A key feature of the AI Factory model is its focus on sovereign AI, ensuring that data generated within Africa remains on the continent. This approach allows for the development of locally relevant AI models while addressing data privacy, regulatory, and security concerns.
Haseeb Budhani, CEO of Rafay Systems, described the development as a critical engine for digital transformation, enabling African enterprises to build resilient AI systems while maintaining control over their data.
Similarly, South Africa’s Council for Scientific and Industrial Research (CSIR) noted that local AI infrastructure would support research in key sectors such as healthcare, agriculture, and energy.
Zindi, an African data science platform, also welcomed the initiative, highlighting its potential to unlock AI talent across the continent and foster homegrown innovation.
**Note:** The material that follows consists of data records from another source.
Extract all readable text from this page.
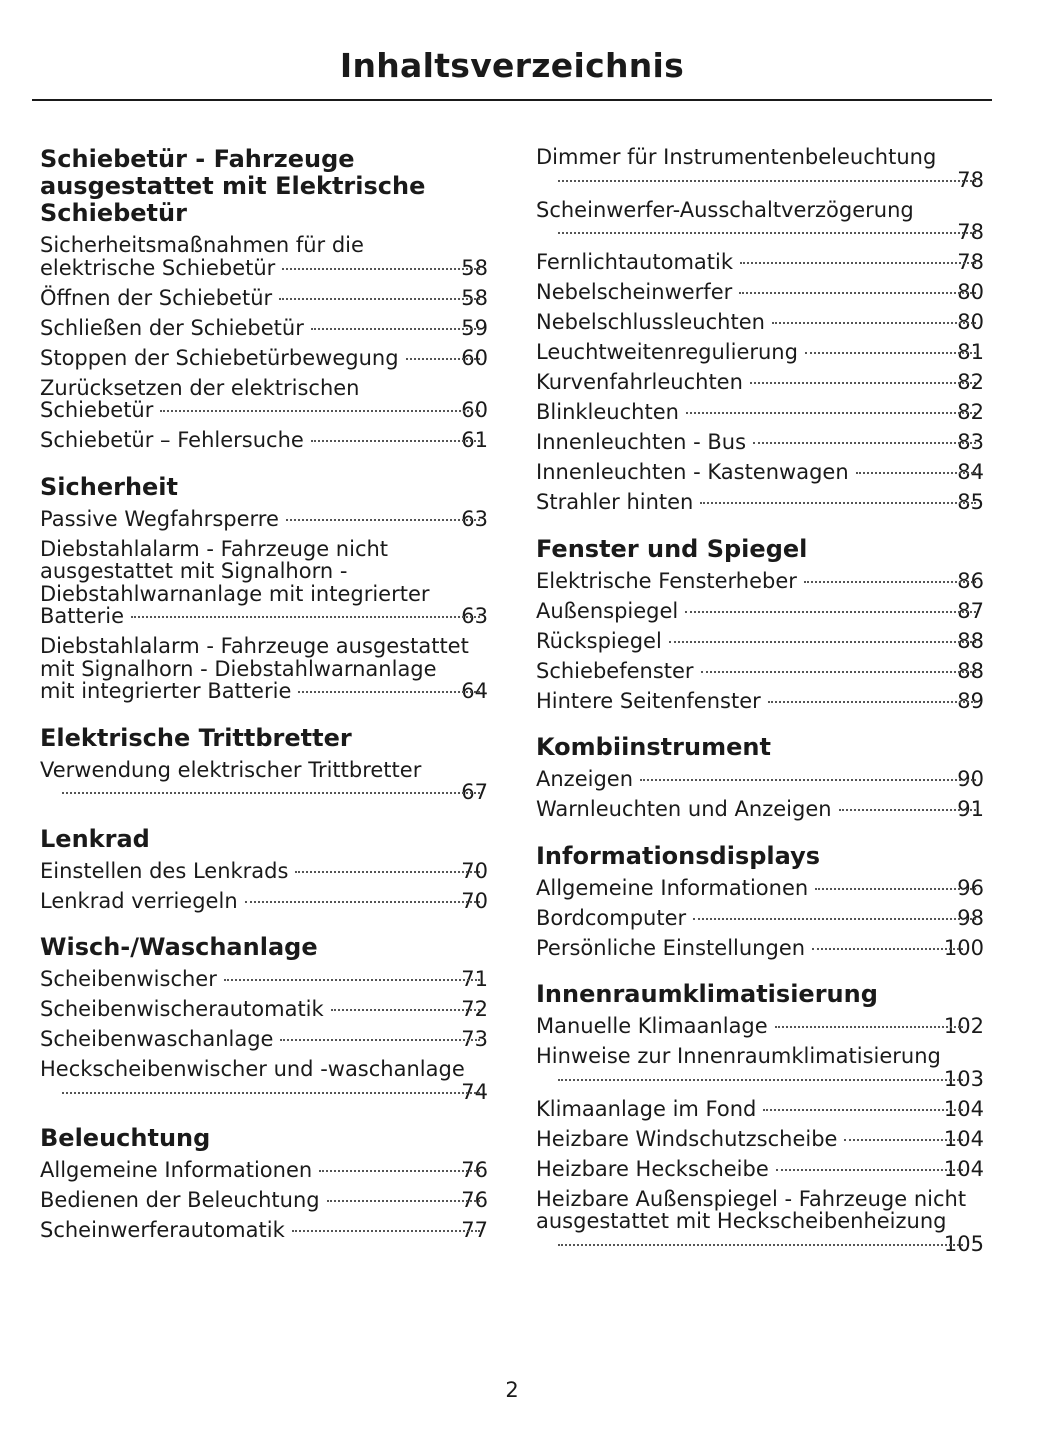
Inhaltsverzeichnis
Schiebetür - Fahrzeuge
ausgestattet mit Elektrische
Schiebetür
Sicherheitsmaßnahmen für die
elektrische Schiebetür	58
Öffnen der Schiebetür	58
Schließen der Schiebetür	59
Stoppen der Schiebetürbewegung	60
Zurücksetzen der elektrischen
Schiebetür	60
Schiebetür – Fehlersuche	61
Sicherheit
Passive Wegfahrsperre	63
Diebstahlalarm - Fahrzeuge nicht
ausgestattet mit Signalhorn -
Diebstahlwarnanlage mit integrierter
Batterie	63
Diebstahlalarm - Fahrzeuge ausgestattet
mit Signalhorn - Diebstahlwarnanlage
mit integrierter Batterie	64
Elektrische Trittbretter
Verwendung elektrischer Trittbretter
67
Lenkrad
Einstellen des Lenkrads	70
Lenkrad verriegeln	70
Wisch-/Waschanlage
Scheibenwischer	71
Scheibenwischerautomatik	72
Scheibenwaschanlage	73
Heckscheibenwischer und -waschanlage
74
Beleuchtung
Allgemeine Informationen	76
Bedienen der Beleuchtung	76
Scheinwerferautomatik	77
Dimmer für Instrumentenbeleuchtung
78
Scheinwerfer-Ausschaltverzögerung
78
Fernlichtautomatik	78
Nebelscheinwerfer	80
Nebelschlussleuchten	80
Leuchtweitenregulierung	81
Kurvenfahrleuchten	82
Blinkleuchten	82
Innenleuchten - Bus	83
Innenleuchten - Kastenwagen	84
Strahler hinten	85
Fenster und Spiegel
Elektrische Fensterheber	86
Außenspiegel	87
Rückspiegel	88
Schiebefenster	88
Hintere Seitenfenster	89
Kombiinstrument
Anzeigen	90
Warnleuchten und Anzeigen	91
Informationsdisplays
Allgemeine Informationen	96
Bordcomputer	98
Persönliche Einstellungen	100
Innenraumklimatisierung
Manuelle Klimaanlage	102
Hinweise zur Innenraumklimatisierung
103
Klimaanlage im Fond	104
Heizbare Windschutzscheibe	104
Heizbare Heckscheibe	104
Heizbare Außenspiegel - Fahrzeuge nicht
ausgestattet mit Heckscheibenheizung
105
2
Cassava Technologies said the expansion is part of its broader mission to reposition Africa as a global player in artificial intelligence by providing the infrastructure needed to support innovation at scale.
With operations spanning 94 countries through its various business units, including Liquid Intelligent Technologies, Africa Data Centres, and Sasai Fintech, the company is aiming to build a fully integrated digital ecosystem.
By scaling AI infrastructure and enabling local innovation, Cassava is seeking to transform Africa’s role in the global technology space from a passive participant into an active creator of next-generation AI solutions.